Here is what actually happened in Denton:

  1. The City of Denton was unprepared and asleep at the switch as far as ordinances is concerned, and had not adequately prepared for the increase in drilling related to the Barnett Shale (other communities on the Barnett Shale did a much better job and didn’t have Denton’s problems).
  2. Furthermore, the City of Denton issued some very unwise drilling permits, which specifically did not expire if they were not used by a certain time (“vested” drilling rights). These permits were issued BEFORE Denton updated its drilling ordinances.
  3. When Denton got around to updating its ordinances, they still had the problem of these previous permits which had been issued, which were vested, and which could not be invalidated ex post facto after the ordinance had been updated.
  4. In recognition of its mistake, the City of Denton could have found ways to deal with these unwise permits. They could have spent city money buying out the rights from the rights holder, etc.  (This would have cost money, but not as much money as Denton has had to spend since). The city did not.
  5. The company holding the vested permit proceeded with drilling. This may have been unwise from a PR standpoint, and almost certainly earned the rancor of other energy companies, but it was legal.
  6. Failing to recognize the problem that a new ordinance can’t invalidate a previously valid permit, and not particularly interested in the niceties of law and public policy anyway, activists in Denton leaped to the conclusion that “regulations don’t work” and decided that only a ban would accomplish their goals, utterly failing to understand that a ban faced the very same issue that the new ordinance faced: The city could not invalidate previously valid permits ex post facto. In other words, even the ban could not stop the holder of a vested permit from drilling within the parameters of that permit.

Of course, I made these points at every speaking and debating engagement leading up to the election, but proponents of the ban were in no mood to be reasoned with.

The other thing that happened in Denton is that environmental groups realized the tremendous public relations value of a ban on fracking in a Texas city, and proceeded to whip the activists up into a frenzy and promise them that the ban would stand and withstand legal challenges (it wouldn’t, and won’t). While many good folks in Denton had sincere concerns about the safety of fracking, at the core of the ban were radical environmental activists who believe we are using too much energy and need to “live lighter on the earth.” You got used, Dentonites. As I kept telling you.

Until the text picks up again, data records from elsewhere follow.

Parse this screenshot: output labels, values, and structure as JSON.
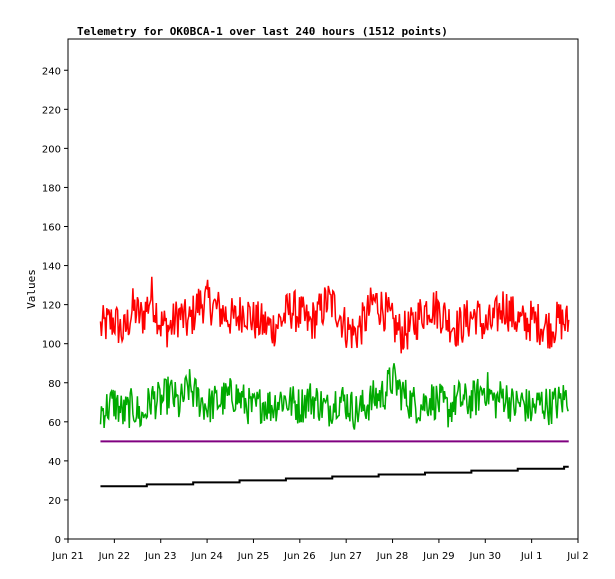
{
  "chart_data": {
    "type": "line",
    "title": "Telemetry for OK0BCA-1 over last 240 hours (1512 points)",
    "xlabel": "",
    "ylabel": "Values",
    "xlim": [
      0,
      11
    ],
    "ylim": [
      0,
      256
    ],
    "x_tick_labels": [
      "Jun 21",
      "Jun 22",
      "Jun 23",
      "Jun 24",
      "Jun 25",
      "Jun 26",
      "Jun 27",
      "Jun 28",
      "Jun 29",
      "Jun 30",
      "Jul 1",
      "Jul 2"
    ],
    "y_ticks": [
      0,
      20,
      40,
      60,
      80,
      100,
      120,
      140,
      160,
      180,
      200,
      220,
      240
    ],
    "grid": false,
    "series": [
      {
        "color": "#ff0000",
        "style": "noisy",
        "amplitude": 11,
        "x": [
          0.7,
          1.0,
          1.2,
          1.4,
          1.6,
          1.8,
          2.0,
          2.2,
          2.4,
          2.6,
          2.8,
          3.0,
          3.2,
          3.4,
          3.6,
          3.8,
          4.0,
          4.2,
          4.4,
          4.6,
          4.8,
          5.0,
          5.2,
          5.4,
          5.6,
          5.8,
          6.0,
          6.2,
          6.4,
          6.6,
          6.8,
          7.0,
          7.2,
          7.4,
          7.6,
          7.8,
          8.0,
          8.2,
          8.4,
          8.6,
          8.8,
          9.0,
          9.2,
          9.4,
          9.6,
          9.8,
          10.0,
          10.2,
          10.4,
          10.6,
          10.8
        ],
        "values": [
          108,
          112,
          105,
          118,
          113,
          125,
          110,
          108,
          115,
          110,
          120,
          122,
          118,
          115,
          112,
          118,
          112,
          110,
          108,
          112,
          118,
          115,
          110,
          115,
          122,
          118,
          108,
          105,
          112,
          122,
          118,
          110,
          105,
          108,
          115,
          120,
          117,
          112,
          108,
          112,
          115,
          108,
          112,
          120,
          114,
          110,
          112,
          110,
          108,
          112,
          110
        ]
      },
      {
        "color": "#00aa00",
        "style": "noisy",
        "amplitude": 10,
        "x": [
          0.7,
          1.0,
          1.2,
          1.4,
          1.6,
          1.8,
          2.0,
          2.2,
          2.4,
          2.6,
          2.8,
          3.0,
          3.2,
          3.4,
          3.6,
          3.8,
          4.0,
          4.2,
          4.4,
          4.6,
          4.8,
          5.0,
          5.2,
          5.4,
          5.6,
          5.8,
          6.0,
          6.2,
          6.4,
          6.6,
          6.8,
          7.0,
          7.2,
          7.4,
          7.6,
          7.8,
          8.0,
          8.2,
          8.4,
          8.6,
          8.8,
          9.0,
          9.2,
          9.4,
          9.6,
          9.8,
          10.0,
          10.2,
          10.4,
          10.6,
          10.8
        ],
        "values": [
          65,
          70,
          64,
          68,
          62,
          72,
          70,
          75,
          68,
          78,
          72,
          68,
          70,
          72,
          74,
          70,
          66,
          70,
          68,
          72,
          70,
          68,
          72,
          70,
          66,
          72,
          70,
          65,
          68,
          72,
          74,
          82,
          75,
          70,
          68,
          72,
          70,
          66,
          72,
          70,
          72,
          78,
          70,
          74,
          68,
          70,
          66,
          70,
          68,
          70,
          74
        ]
      },
      {
        "color": "#800080",
        "style": "flat",
        "x": [
          0.7,
          10.8
        ],
        "values": [
          50,
          50
        ]
      },
      {
        "color": "#000000",
        "style": "step",
        "x": [
          0.7,
          1.7,
          2.7,
          3.7,
          4.7,
          5.7,
          6.7,
          7.7,
          8.7,
          9.7,
          10.7,
          10.8
        ],
        "values": [
          27,
          28,
          29,
          30,
          31,
          32,
          33,
          34,
          35,
          36,
          37,
          37
        ]
      }
    ]
  }
}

So it simply isn’t true that Denton tried to pass reasonable regulations on fracking but couldn’t get them to stick. Denton passed very workable ordinances, which could have worked and still will work. But they couldn’t invalidate previously issued vested permits. No ban was necessary.

It’s also interesting to note that the City of Denton is going to drop its ban instead of continuing the legal fight. Passage of HB 40 in Texas has given the city an excuse to stop wasting its money on a futile legal defense.